# DAY 2
### Defeating Word GOLF with Graph Search in $O(m+n)$ time


Reminder: Here are the rules of **Word Golf**.  You are given two words of equal length, and you must find a path between those two words by only changing a single letter at a time to create a path of **real words** from the first word to the second.

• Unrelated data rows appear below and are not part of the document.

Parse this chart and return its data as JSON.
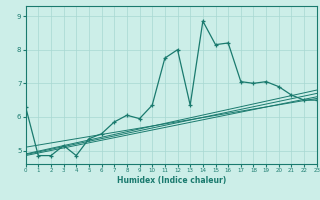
{
  "xlabel": "Humidex (Indice chaleur)",
  "bg_color": "#cceee8",
  "line_color": "#1a7a6e",
  "grid_color": "#a8d8d2",
  "xlim": [
    0,
    23
  ],
  "ylim": [
    4.6,
    9.3
  ],
  "yticks": [
    5,
    6,
    7,
    8,
    9
  ],
  "xticks": [
    0,
    1,
    2,
    3,
    4,
    5,
    6,
    7,
    8,
    9,
    10,
    11,
    12,
    13,
    14,
    15,
    16,
    17,
    18,
    19,
    20,
    21,
    22,
    23
  ],
  "main_line_x": [
    0,
    1,
    2,
    3,
    4,
    5,
    6,
    7,
    8,
    9,
    10,
    11,
    12,
    13,
    14,
    15,
    16,
    17,
    18,
    19,
    20,
    21,
    22,
    23
  ],
  "main_line_y": [
    6.3,
    4.85,
    4.85,
    5.15,
    4.85,
    5.35,
    5.5,
    5.85,
    6.05,
    5.95,
    6.35,
    7.75,
    8.0,
    6.35,
    8.85,
    8.15,
    8.2,
    7.05,
    7.0,
    7.05,
    6.9,
    6.65,
    6.5,
    6.5
  ],
  "trend_lines": [
    {
      "x": [
        0,
        23
      ],
      "y": [
        4.85,
        6.6
      ]
    },
    {
      "x": [
        0,
        23
      ],
      "y": [
        4.88,
        6.7
      ]
    },
    {
      "x": [
        0,
        23
      ],
      "y": [
        4.9,
        6.8
      ]
    },
    {
      "x": [
        0,
        23
      ],
      "y": [
        5.1,
        6.55
      ]
    }
  ]
}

For example:  If you are given these two words: **CARS** and **DRAT**, you might find a path like this:

    CARS -> CART -> DART -> DAFT -> DEFT -> DEBT -> DEET -> BEET -> BEAT -> BRAT -> DRAT

### COPY your function from Day 1, Part 5 here to allow you to quickly load your text file into an Adjacency List dictionary 


In [1]:
# Function to load a text file into an adjecency list graph in the form of a dictionary

def load_graph(file = "4_letter_graph.txt"):
    '''
    Reads a file in and returns a graph in the form of an adjacency list dictionary
    inputs: file name
    outputs: the adjacency list dictionary

    '''
    letter_dict = {}
    with open(file, 'r') as f:
        for line in f:
            # make line a list and split the list into 2
            letter_dict[line.split()[0]] = line.split()[1::]
    return letter_dict



## Day 2:  Breadth First Search (DFS) to Defeat Word Golf

Today you will write a function that uses the Breadth First Search algorithm for exploring the graph of Scrabble Words Created on Day 1:

### We're going to do this in Three Parts

### Part 1: Searching the Graph


### Part 2: Finding how many hops or layers from start to end word


### Part 3: Solution: Finding the Path from Start Node to End Node


### Part 4:  Putting it all together to solve Word Golf


### Optional Additional Exploration

    1) Finding words with the longest path between them (and not shorter paths possible)
    2) Finding words that can not be reached



### Day 2, Part 1: Searching the Graph

Were going to using a new datastructure called a Queue for this function.  A Queue works on a First In First Out (FIFO) policy.  We could implement this with a list by removing items from the front of the list, and appending them to the end, but a list requires O(n) time to remove from the front, and a Queue can do this in O(1) time while still appending in O(1) time as well.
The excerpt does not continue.